When a trucking company is sued, typically it is sued on the basis of an employer/employee relationship. The truck driver/employee falls asleep due to fatigue and injures an innocent third party on a highway. A lawsuit can be filed in such a case against both the employee and the trucking company. Here in Georgia, there is a statute (O.C.G.A. § 46-7-12) which also permits the injured individual to file a direct action against the insurance carrier for the trucking company. The legislative intent here was to recognize that the insurance contract between the trucking company and the insurance carrier, was in reality, a contract for the benefit of the innocent member of the public injured by the trucking company’s employee. Thus, in an accident where an innocent member of the public is injured by a trucking company operating in interstate commerce, the injured individual may sue either the truck driver alone, the trucking company and the truck driver or all three or any combination thereof.
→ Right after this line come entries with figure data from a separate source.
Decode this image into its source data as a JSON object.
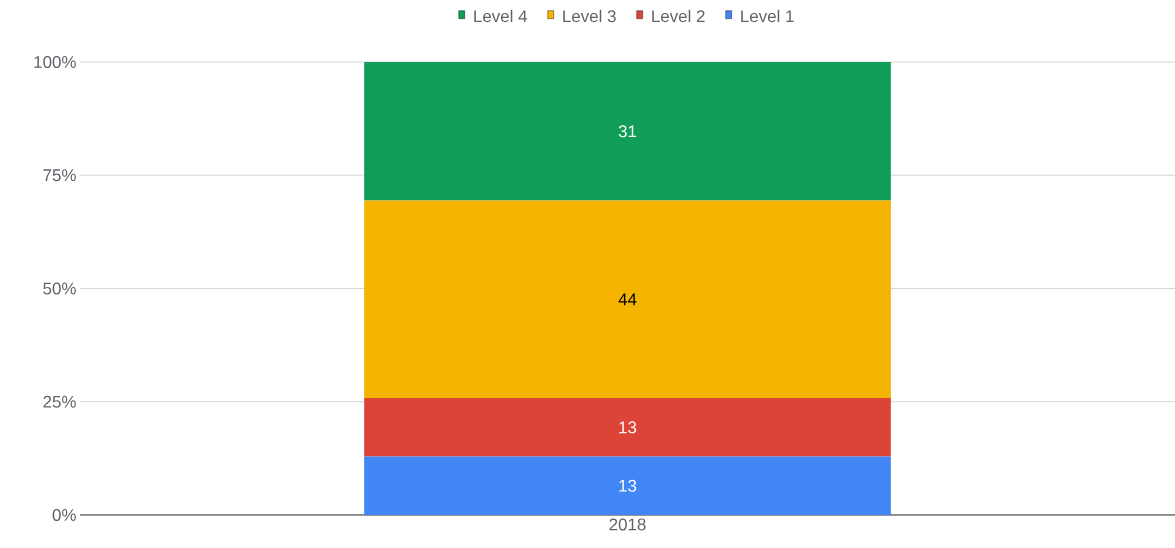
{
  "chart_data": {
    "type": "bar",
    "stacked": true,
    "categories": [
      "2018"
    ],
    "series": [
      {
        "name": "Level 1",
        "color": "#4285f4",
        "values": [
          12.9
        ],
        "value_labels": [
          "13"
        ]
      },
      {
        "name": "Level 2",
        "color": "#db4437",
        "values": [
          12.9
        ],
        "value_labels": [
          "13"
        ]
      },
      {
        "name": "Level 3",
        "color": "#f4b400",
        "values": [
          43.6
        ],
        "value_labels": [
          "44"
        ]
      },
      {
        "name": "Level 4",
        "color": "#0f9d58",
        "values": [
          30.6
        ],
        "value_labels": [
          "31"
        ]
      }
    ],
    "ylim": [
      0,
      100
    ],
    "yticks": [
      {
        "value": 0,
        "label": "0%"
      },
      {
        "value": 25,
        "label": "25%"
      },
      {
        "value": 50,
        "label": "50%"
      },
      {
        "value": 75,
        "label": "75%"
      },
      {
        "value": 100,
        "label": "100%"
      }
    ],
    "grid": "y",
    "legend": "top"
  }
}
For strategic reasons, if the jury knows that there is insurance coverage available to provide redress for the injured victim, this may assist the jury in making sure that the injured individual is adequately compensated for their damages without worrying about the economic impact upon the driver and/or the company. Of course, defense attorneys would argue that the availability of such insurance coverage could drive jury verdicts upwards but, this was considered by the Georgia Legislature when this unique statute was passed. Thus, all practitioners should be aware that they have the right to name in a direct action the insurance carrier at the inception of a lawsuit. In Georgia, this rule is quite different from any other rule because by operation of law as a general proposition, one may never sue an insurance carrier until a judgment is first obtained against the insured covered by the insurance contract. The exception is in the trucking context and in that regard the injured victim does have a right to sue the insurance carrier at the beginning of the lawsuit naming the insurance carrier as a defendant. This option should be exercised in most all cases except where there are legitimate reasons to do otherwise.
Because of these unique provisions of Georgia law, again, an injured individual with a claim against an interstate trucking company should confer with experienced counsel as soon as possible to explore all available options.